An Anglican Nun, New Hebridean Nurses and Indigenous Women: Assemblages in the Attempts to Increase the Population in the New Hebrides

Referent/in: Alexandra Widmer, Berlin 


Abstract

In the 1960s Betty Pyatt, an Anglican missionary nurse from New Zealand, set up a school in the New Hebrides (called Vanuatu since 1980) to train New Hebridean women to be nurses. The nursing school was but one institutional intervention in a century of Christian missionaries’ and colonial officials’ modest attempts to stop the catastrophic population decline in the New Hebrides.

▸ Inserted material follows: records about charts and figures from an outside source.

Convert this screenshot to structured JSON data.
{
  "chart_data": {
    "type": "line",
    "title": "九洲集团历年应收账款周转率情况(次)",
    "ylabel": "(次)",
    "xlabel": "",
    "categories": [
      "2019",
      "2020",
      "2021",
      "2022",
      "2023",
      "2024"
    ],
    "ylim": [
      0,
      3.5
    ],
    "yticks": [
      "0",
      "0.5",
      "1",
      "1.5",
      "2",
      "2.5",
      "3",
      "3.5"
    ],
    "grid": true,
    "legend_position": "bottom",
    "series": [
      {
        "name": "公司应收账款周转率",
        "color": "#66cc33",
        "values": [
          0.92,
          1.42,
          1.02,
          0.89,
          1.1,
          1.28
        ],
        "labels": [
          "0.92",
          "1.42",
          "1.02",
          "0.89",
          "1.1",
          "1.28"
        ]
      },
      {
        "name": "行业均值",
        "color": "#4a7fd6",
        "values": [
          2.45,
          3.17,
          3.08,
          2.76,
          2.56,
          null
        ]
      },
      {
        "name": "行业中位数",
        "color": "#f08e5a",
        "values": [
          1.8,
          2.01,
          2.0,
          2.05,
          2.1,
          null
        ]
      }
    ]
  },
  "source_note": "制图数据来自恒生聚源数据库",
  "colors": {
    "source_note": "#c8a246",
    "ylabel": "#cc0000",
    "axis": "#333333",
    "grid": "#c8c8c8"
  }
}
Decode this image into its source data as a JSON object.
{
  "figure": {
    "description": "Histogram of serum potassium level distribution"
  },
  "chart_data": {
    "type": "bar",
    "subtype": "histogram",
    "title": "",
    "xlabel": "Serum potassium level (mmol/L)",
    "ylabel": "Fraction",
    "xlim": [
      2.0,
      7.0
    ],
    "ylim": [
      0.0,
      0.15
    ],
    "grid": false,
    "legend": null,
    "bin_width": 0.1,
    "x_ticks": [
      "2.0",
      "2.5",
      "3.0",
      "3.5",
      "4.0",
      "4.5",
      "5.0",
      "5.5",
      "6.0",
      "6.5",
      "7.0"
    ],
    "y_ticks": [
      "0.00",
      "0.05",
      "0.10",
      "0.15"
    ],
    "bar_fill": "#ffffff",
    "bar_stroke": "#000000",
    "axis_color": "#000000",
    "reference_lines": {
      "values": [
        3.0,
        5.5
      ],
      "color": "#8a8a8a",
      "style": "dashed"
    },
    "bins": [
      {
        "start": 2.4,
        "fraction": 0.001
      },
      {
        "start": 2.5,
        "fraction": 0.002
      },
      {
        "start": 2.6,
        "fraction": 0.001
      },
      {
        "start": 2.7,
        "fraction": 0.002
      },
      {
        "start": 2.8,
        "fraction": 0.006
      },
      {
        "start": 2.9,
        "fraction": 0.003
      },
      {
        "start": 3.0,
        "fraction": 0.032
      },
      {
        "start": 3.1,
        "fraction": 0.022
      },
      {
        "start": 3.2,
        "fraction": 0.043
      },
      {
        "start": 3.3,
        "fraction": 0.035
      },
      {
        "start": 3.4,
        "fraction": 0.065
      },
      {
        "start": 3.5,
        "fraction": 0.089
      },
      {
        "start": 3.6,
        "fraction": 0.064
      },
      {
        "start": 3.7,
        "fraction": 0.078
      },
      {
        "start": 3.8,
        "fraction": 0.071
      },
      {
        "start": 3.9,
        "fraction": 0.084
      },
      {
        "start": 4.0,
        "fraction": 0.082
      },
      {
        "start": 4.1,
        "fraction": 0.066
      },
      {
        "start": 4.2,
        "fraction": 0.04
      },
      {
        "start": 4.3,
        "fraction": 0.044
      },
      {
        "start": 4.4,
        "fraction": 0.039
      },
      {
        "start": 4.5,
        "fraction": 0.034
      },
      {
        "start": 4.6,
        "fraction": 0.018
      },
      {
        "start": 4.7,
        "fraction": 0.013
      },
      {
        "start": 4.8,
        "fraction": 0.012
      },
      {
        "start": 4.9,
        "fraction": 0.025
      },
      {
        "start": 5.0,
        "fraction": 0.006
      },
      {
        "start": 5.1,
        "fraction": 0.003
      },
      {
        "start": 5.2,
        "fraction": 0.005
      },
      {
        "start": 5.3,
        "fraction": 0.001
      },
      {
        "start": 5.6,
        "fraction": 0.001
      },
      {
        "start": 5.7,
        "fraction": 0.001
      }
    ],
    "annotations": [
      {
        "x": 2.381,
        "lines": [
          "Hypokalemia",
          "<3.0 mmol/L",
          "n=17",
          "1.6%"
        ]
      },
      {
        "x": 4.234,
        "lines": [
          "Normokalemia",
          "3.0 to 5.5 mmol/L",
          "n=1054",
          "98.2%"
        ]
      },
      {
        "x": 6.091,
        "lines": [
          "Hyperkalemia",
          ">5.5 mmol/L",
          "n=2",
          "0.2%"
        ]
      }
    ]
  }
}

Pyatt’s years in the New Hebrides span remarkable social and demographic change: at the beginning of her time in the 1940s, Pyatt told me that indigenous women (woman blong ples in the lingua franca Bislama) asked her how to conceive more children, while by the 1970s she was being asked for contraception information. Clearly, the population growth that followed the long decades of decline cannot be attributed to knowledge and technology transfers and institutional interventions in a straightforward sense. In this paper, I describe the nursing school curriculum, the experiences of New Hebridean nurses who delivered maternity care and the birthing stories of women who were under their care. My intent in analyzing this context is to show how attempts at implementing technologies and knowledge in colonial situations involved complex assemblages of Christian service, governance, biomedical techniques, indigenous fertility knowledge and gendered aspirations for the future.